Offensive Security Officer
Job Summary:
Plan, document test methodologies and perform penetration testing or ethical hacking of network infrastructure, application systems including mobile applications all in a stealthy operation without being detected, in order to identify potential security weaknesses in the system. Collaborate with ITG developers by communicating the back doors/security weaknesses identified and providing inputs in correcting the security flaws. Establish red team procedures in conducting red team exercises.
Specific Duties & Responsibilities:
- Perform threat analysis, wireless network assessments, and social-engineering assessments including physical security assessments to develop test scenarios.
- Conduct network and system security scans. Perform manual and automated hacking techniques on network infrastructure, computer systems, web and mobile applications. Search for weaknesses and recommend corrective measures to prevent potential attacks.
- Evade intrusion prevention systems, intrusion detection systems, firewalls, and honeypots to ensure they are effective and reinforced when necessary.
- Identify methods and entry points that attackers may use to exploit vulnerabilities or weaknesses
- Develop abuse cases and testing methods to identify vulnerabilities in business logic. Develop/update scripts/tools to enhance penetration testing processes.
- Research, evaluate, document and discuss findings with IT teams and management. Collaborate with IT teams to remediate the vulnerabilities.
- Effectively communicate findings and remediation strategy to stakeholders. Develop comprehensive and accurate reports and presentations for both technical and executive audiences.
- Review, verify and provide feedback on information security fixes.
- Establish improvements for existing security services, including hardware, software, policies and procedures.

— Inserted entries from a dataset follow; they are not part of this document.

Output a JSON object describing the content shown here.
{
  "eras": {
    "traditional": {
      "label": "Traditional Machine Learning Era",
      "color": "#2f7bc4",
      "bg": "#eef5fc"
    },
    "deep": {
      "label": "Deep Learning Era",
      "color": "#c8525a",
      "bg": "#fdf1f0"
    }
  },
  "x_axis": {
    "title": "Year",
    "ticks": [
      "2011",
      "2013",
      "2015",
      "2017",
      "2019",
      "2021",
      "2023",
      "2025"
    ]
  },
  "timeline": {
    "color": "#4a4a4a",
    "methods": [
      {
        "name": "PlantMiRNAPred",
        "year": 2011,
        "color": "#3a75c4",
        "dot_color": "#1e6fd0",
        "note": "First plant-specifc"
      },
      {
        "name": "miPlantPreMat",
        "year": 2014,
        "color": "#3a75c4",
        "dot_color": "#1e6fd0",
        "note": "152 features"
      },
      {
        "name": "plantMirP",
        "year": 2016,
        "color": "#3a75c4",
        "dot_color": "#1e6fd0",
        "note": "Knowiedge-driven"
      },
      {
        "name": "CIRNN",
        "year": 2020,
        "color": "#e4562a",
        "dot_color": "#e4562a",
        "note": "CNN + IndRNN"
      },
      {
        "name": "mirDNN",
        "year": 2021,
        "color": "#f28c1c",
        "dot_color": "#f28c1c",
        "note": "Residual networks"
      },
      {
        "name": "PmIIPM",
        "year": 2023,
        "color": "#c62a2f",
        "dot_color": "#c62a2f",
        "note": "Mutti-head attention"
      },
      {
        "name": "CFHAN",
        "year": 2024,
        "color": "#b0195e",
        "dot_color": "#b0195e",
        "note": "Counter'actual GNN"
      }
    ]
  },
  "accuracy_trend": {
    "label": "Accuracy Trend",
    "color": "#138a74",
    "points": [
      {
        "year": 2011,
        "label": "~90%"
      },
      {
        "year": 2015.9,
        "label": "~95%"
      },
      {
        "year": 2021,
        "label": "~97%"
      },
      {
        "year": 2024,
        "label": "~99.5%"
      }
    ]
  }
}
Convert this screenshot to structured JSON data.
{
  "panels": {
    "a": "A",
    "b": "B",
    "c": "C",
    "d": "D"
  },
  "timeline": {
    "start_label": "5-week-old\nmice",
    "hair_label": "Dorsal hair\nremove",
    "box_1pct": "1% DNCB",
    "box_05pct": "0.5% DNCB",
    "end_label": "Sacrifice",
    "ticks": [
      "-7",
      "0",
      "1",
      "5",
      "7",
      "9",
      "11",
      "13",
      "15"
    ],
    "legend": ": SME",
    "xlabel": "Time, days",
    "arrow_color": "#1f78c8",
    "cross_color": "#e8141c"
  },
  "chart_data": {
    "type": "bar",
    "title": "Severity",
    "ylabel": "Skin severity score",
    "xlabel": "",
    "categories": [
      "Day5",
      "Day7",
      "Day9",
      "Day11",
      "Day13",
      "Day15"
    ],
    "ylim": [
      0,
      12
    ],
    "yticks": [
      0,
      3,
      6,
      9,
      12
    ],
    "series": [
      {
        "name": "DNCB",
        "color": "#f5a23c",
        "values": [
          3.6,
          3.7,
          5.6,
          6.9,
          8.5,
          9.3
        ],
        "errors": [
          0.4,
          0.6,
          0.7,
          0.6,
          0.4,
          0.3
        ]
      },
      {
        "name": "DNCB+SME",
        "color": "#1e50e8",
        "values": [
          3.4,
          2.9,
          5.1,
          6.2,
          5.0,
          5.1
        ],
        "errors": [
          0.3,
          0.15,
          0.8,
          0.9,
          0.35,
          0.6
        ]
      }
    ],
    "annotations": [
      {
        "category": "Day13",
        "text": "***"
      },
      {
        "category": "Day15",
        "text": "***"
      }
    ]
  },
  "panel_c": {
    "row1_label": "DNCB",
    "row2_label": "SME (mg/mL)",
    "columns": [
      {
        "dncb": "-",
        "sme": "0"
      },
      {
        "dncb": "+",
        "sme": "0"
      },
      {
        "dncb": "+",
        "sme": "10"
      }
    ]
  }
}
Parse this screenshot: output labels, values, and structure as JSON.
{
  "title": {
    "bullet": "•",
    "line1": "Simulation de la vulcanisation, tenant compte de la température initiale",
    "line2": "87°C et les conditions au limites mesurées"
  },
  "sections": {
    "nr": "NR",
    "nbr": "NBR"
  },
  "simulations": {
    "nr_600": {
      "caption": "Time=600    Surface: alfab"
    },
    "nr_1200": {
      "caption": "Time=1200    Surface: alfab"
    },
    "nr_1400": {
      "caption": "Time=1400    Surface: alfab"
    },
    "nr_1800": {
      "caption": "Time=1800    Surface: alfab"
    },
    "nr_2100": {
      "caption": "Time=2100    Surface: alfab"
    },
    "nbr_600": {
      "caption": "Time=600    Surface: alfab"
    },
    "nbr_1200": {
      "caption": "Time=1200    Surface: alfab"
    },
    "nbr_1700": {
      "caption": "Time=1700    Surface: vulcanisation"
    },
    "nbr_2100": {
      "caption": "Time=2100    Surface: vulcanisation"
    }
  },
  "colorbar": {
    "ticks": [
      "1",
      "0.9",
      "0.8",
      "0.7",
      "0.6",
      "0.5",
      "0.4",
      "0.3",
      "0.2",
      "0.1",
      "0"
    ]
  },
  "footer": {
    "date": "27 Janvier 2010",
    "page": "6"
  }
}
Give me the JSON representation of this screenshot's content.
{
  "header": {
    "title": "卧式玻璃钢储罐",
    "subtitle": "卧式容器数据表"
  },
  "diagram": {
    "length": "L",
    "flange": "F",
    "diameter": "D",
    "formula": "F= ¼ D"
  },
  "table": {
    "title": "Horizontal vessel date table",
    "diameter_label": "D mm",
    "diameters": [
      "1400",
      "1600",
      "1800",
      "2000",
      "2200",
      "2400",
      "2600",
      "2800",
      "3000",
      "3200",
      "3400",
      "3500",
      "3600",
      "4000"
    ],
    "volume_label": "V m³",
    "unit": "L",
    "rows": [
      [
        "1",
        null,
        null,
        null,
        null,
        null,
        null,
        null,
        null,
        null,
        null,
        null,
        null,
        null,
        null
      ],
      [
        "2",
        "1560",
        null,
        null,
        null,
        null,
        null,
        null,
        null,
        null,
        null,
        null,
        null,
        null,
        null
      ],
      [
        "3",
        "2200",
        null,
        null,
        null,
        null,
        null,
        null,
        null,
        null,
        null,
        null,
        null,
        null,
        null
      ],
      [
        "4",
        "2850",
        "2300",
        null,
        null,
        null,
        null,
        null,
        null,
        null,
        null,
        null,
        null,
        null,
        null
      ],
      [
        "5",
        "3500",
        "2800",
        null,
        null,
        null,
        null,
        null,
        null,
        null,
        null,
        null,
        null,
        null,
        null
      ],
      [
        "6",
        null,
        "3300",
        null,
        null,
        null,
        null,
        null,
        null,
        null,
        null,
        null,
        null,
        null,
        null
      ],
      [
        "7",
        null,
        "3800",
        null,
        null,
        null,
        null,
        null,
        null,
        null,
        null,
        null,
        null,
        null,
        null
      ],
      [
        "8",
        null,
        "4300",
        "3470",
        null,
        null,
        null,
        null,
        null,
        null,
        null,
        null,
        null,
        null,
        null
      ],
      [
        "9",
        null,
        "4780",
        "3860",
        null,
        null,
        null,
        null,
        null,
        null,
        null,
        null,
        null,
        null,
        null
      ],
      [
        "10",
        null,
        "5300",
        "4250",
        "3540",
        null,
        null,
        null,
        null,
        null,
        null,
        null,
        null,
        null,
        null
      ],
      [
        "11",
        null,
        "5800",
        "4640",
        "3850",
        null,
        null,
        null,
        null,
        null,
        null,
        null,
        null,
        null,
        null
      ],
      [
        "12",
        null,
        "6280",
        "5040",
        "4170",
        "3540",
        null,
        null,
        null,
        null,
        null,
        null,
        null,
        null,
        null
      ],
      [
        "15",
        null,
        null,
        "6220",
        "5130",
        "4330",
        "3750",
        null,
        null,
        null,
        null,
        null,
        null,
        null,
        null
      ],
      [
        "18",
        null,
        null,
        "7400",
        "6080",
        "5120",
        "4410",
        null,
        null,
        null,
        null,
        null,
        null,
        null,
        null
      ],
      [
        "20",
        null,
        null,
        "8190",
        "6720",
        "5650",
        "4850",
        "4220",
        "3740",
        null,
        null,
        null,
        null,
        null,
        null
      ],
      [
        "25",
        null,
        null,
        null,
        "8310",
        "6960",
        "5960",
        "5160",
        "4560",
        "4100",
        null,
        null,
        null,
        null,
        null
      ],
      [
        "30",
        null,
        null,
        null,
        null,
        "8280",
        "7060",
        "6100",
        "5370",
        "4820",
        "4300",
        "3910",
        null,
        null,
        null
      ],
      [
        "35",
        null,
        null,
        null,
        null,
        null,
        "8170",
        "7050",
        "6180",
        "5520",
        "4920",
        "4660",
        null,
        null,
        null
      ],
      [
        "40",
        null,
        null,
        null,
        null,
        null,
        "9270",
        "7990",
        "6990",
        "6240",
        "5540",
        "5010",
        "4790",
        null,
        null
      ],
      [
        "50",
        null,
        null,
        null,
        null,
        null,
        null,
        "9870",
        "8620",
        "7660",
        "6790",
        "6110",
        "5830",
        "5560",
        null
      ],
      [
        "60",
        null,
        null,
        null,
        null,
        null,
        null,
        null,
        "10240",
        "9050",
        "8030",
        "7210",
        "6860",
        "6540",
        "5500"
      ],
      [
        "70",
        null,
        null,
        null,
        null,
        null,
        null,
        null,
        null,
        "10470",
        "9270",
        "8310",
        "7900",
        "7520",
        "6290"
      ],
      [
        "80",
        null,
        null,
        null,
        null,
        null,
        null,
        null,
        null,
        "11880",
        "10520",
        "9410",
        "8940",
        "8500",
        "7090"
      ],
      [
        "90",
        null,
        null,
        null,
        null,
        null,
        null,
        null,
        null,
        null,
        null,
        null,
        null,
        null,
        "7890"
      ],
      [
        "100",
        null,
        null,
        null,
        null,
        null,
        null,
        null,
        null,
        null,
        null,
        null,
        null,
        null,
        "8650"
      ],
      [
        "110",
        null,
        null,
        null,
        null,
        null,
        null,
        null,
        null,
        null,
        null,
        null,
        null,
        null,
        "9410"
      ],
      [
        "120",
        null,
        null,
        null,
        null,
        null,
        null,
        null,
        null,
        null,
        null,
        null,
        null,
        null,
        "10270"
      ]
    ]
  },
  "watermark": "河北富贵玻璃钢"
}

- Observe business continuity and its operations when performing testing (i.e. minimize downtime and loss of employee productivity).
- Stay updated on the latest malware and security threats.
- Assist in cyber security investigations.
- Recognize the safe utilization of attacker tools, tactics, and procedures.
- Keep abreast with the latest attack vectors, hacking methods, ethical hacking/pen testing techniques and new penetration testing tools.
- Analyze security policies and configurations for effectiveness against an attack and make necessary suggestions on security policy and configuration improvements.
- Proactively works with the Department Head in implementing programs for the continuous improvement of the bank’s information security plans and strategies.
- Perform other information security governance, risk and compliance related duties and responsibilities as directed by the Department Head.
Job Specifications:
- Graduate of any college degree in Computer Science or Information Security, Cybersecurity or related technical field of expertise.
- Strong understanding of vulnerabilities, common attack vectors and has attacker mindset: ability to think about creative threats and attack vectors.
- Full knowledge and understanding of OWASP Top 10 Application Security best practices.
- Certification may include SANS GPEN, GWAP, OSCP, CEH or equivalent.
- Technical knowledge and experience in ethical hacking.
- Advanced computer skills – extensive computer skills and an understanding of networking fundamental, including forensics, reverse engineering, web applications, databases, and wireless technologies.
- Scripting and programming –scripting skills to infiltrate any system.
- Clear understanding of how computer security breaches can disrupt business, including the financial implications.
- Highly analytical with exceptional problem-solving skills.
- Result-orientated in terms of disposition for corrective action to drive the remediation to reduce the risk exposure of the bank.
- Have good teamwork and collaboration skills: a good team players with the ability to lead security initiatives
- Good written and verbal communication skills: to effectively articulate and explain complex security topics in simple language and easy to understand concepts.
- Possess excellent time management skills, thrive in a fast paced demanding environment
- Be a self-managed, self-starter with good organizational skills.